With the recent progress of vision-language models (VLMs), applying them for walking guidance has become increasingly popular. However:
- Existing methods are mainly based on self-curated QA datasets that are not publicly accessible, lacking a standardized benchmark.
- Walking assistance often requires real-time video analysis and concise, informative reminders, but current VLMs struggle due to long responses and low inference efficiency.
✨ Our contributions:
- We introduce the first large-scale walking assistance dataset, comprising 12,000 video–annotation pairs, serving as a unified benchmark for training and evaluation.
- We propose WalkVLM, which:
- Employs chain-of-thought hierarchical planning to generate concise but informative reminders.
- Utilizes temporal-aware adaptive prediction to reduce redundancy in reminders.
- We establish a solid benchmark for the blind walking task and verify the advantages of WalkVLM in streaming video processing compared to other VLMs.
Fig. 1 — Visualization results of the WAD dataset sorted by region.
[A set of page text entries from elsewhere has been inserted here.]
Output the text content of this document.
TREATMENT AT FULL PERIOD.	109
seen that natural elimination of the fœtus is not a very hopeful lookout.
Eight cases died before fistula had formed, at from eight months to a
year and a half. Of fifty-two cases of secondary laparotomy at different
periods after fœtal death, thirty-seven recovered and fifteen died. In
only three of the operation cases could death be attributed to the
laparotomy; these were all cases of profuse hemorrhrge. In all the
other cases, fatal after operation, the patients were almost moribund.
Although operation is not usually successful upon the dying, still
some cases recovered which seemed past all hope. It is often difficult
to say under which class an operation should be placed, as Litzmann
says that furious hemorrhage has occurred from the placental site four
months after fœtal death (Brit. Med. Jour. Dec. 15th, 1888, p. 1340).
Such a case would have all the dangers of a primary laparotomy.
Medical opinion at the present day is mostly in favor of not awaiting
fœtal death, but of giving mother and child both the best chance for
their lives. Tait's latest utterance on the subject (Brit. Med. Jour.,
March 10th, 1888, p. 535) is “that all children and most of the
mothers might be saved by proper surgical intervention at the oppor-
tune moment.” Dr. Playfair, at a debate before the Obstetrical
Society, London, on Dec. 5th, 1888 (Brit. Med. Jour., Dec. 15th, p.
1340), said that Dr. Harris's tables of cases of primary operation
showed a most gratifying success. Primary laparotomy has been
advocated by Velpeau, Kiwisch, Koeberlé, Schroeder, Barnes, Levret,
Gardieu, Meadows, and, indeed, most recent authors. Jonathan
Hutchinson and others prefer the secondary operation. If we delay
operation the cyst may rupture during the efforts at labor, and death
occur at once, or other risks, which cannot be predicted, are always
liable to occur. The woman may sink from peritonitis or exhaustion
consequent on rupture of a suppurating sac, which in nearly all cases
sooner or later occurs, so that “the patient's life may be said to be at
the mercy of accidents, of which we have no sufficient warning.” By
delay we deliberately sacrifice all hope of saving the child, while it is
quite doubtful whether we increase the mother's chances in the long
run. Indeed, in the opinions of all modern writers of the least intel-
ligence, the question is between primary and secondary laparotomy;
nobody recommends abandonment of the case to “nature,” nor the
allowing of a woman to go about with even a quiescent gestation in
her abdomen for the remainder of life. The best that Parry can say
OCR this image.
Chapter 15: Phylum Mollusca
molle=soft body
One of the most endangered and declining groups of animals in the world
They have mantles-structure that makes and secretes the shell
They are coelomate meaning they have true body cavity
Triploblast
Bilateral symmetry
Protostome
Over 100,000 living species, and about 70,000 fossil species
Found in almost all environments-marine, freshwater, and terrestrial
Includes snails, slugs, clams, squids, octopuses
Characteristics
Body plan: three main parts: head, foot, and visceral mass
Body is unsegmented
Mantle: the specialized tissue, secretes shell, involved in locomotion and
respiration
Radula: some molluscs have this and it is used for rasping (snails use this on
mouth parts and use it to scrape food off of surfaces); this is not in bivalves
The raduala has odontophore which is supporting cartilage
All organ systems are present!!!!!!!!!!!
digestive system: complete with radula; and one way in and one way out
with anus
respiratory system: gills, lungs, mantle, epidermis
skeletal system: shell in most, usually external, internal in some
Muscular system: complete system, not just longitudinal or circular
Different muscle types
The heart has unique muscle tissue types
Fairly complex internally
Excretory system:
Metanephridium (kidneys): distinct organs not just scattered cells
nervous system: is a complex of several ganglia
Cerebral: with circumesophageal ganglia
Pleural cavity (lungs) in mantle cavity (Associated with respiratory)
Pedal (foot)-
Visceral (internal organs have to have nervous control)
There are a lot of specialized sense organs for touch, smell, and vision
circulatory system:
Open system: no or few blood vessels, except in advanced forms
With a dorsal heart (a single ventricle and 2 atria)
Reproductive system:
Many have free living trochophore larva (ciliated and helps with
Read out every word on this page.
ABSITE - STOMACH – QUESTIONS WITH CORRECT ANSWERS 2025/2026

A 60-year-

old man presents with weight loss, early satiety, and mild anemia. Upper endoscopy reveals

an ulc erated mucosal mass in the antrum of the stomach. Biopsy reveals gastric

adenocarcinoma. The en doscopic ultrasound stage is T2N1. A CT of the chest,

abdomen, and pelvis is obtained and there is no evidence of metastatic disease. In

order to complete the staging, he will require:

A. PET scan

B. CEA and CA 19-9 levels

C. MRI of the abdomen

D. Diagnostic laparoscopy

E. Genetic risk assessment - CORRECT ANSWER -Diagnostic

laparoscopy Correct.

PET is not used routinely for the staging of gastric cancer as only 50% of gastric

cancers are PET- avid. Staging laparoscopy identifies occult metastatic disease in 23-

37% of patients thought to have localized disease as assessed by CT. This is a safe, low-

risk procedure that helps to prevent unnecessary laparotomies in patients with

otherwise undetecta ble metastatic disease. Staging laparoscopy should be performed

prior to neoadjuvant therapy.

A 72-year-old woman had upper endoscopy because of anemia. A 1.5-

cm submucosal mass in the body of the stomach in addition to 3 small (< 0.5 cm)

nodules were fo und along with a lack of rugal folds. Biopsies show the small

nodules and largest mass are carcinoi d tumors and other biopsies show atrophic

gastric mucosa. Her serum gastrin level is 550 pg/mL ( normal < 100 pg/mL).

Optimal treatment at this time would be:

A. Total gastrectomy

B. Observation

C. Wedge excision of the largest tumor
The WAD dataset has a wide range of sources, and the categories shown are randomly sampled from the dataset. The pie chart in the lower-left corner shows the proportion of video length from different regions.
Fig. 2 — An overview of the proposed WalkVLM framework. WalkVLM employs CoT-based hierarchical planning to summarize the static attributes and understanding of scenes, thereby facilitating the subsequent reminder and QA tasks. Furthermore, temporal-aware adaptive prediction has been proposed to calculate the trigger state of VLM, thereby reducing the temporal redundancy of outputs.
.
├── wad_dataset # Dataset used in WalkVLM
└── WalkVLM-LR # WalkVLM reasoning code
├── checkpoint # Pretrained weights
├── vlm_grpo_template # GRPO training template
├── EAD.py # EAD model code
├── GPTScore.py # GPTScore calculation code
├── inference.py # Inference script
├── test.py # Testing script
└── train_EAD.py # EAD model training script
If you feel this code helpful or use this code or dataset, please cite it as
Z. Yuan et al., "WalkVLM: Aid Visually Impaired People Walking by Vision Language Model," arXiv preprint arXiv:2412.20903, Dec. 30, 2024.